Another important partner is ReConnect, Inc., an Omaha nonprofit that helps at-risk youth including foster children. NFPAN holds its monthly meetings at Reconnect, Inc.’s facility at 42nd and Center Streets. NFPAN also works with ReConnect, Inc. to advocate for parents and youth.

“It’s about providing resources and pointing a finger in the right direction,” Loud says. “It’s about just listening. If we can provide better care and consistency to youth, that’s another take-away.”

Loud says legislative change needs to happen in terms of agencies’ high caseloads. Often, one staff member handles youth cases, and agencies are not able to meet every child’s needs. When that happens, agencies often displace children.

Displaced children often experience behavioral issues. These problems can cause the state to put foster parents on hold, which often leads to investigations.

Loud says this problem affects the entire foster care system from agencies to community centers and schools.

“It has been challenging and revealing to see how complex out-of-home reform is,” Loud says. “Advocacy might be a small word but it is a difficult word. You can get resistance, but we’re up to the challenge.”

As NFPAN works to initiate legislative change, Loud says he realizes the importance of normalcy for foster children. Having the same experiences as other children leads to lower levels of stress for the youth and their parents.

NFPAN’s goals for its legislative plan are to support bills that help foster children meet their personal, treatment and academic goals. Support from legislators will allow foster parents to more effectively advocate for their children and themselves in the future.

Amadi Watts is a foster parent with the goal of improving Nebraska foster care. Watts, the foster parent liaison for NFPAN, says he hopes the organization can provide further resources to foster parents through its initiatives.
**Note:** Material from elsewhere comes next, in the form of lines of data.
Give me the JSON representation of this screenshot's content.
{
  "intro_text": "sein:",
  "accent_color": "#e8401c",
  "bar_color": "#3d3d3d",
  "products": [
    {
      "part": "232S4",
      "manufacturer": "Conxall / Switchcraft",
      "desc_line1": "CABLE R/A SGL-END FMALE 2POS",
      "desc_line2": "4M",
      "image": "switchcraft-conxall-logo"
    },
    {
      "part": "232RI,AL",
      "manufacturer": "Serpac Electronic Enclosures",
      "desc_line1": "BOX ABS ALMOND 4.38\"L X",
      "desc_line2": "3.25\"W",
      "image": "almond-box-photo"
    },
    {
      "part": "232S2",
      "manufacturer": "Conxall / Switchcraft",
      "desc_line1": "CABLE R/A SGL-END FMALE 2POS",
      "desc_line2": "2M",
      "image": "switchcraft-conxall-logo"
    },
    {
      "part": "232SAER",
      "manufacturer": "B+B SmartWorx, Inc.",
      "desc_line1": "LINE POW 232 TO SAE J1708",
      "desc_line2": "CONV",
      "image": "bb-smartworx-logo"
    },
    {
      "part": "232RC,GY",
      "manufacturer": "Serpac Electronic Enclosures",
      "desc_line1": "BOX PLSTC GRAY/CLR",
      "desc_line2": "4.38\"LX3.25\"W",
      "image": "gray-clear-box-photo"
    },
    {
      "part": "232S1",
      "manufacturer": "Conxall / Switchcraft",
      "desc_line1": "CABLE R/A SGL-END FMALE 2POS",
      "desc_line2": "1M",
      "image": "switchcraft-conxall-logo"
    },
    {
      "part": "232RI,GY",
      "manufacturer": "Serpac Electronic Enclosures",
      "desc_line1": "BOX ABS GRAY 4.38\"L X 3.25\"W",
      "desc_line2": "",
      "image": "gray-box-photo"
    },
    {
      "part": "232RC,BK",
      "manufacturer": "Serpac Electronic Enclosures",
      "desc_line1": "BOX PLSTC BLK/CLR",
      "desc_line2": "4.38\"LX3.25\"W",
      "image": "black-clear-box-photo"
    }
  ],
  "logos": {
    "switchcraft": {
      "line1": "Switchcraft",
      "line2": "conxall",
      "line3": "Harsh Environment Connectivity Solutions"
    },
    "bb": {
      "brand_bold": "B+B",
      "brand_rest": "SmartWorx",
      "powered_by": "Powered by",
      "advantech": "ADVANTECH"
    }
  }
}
“It’s been a journey,” Watts says. “We’re hoping for the best because there’s nothing else out there like this. It’s very much needed.”

Like Loud, Watts has welcomed about 10 foster children into his home. Watts, who currently cares for one 9-year-old, says NFPAN’s legislative initiative seeks to help guardians and caregivers in addition to foster parents.

“It’s powerful to be in a position to help children,” Watts said. “We have a lot in common due to our willingness to provide to children who are at risk.”

Watts says NFPAN’s tagline, “stronger together,” is indicative of the organization’s mission to help foster parents and other caregivers support youth.

Loud says NFPAN can empower foster parents through its legislative and community outreach initiatives.

“Foster parents as individual people can feel very powerless and limited,” Loud says. “However, when there is that commonality of interests, that’s where it starts clicking. We really are stronger together.”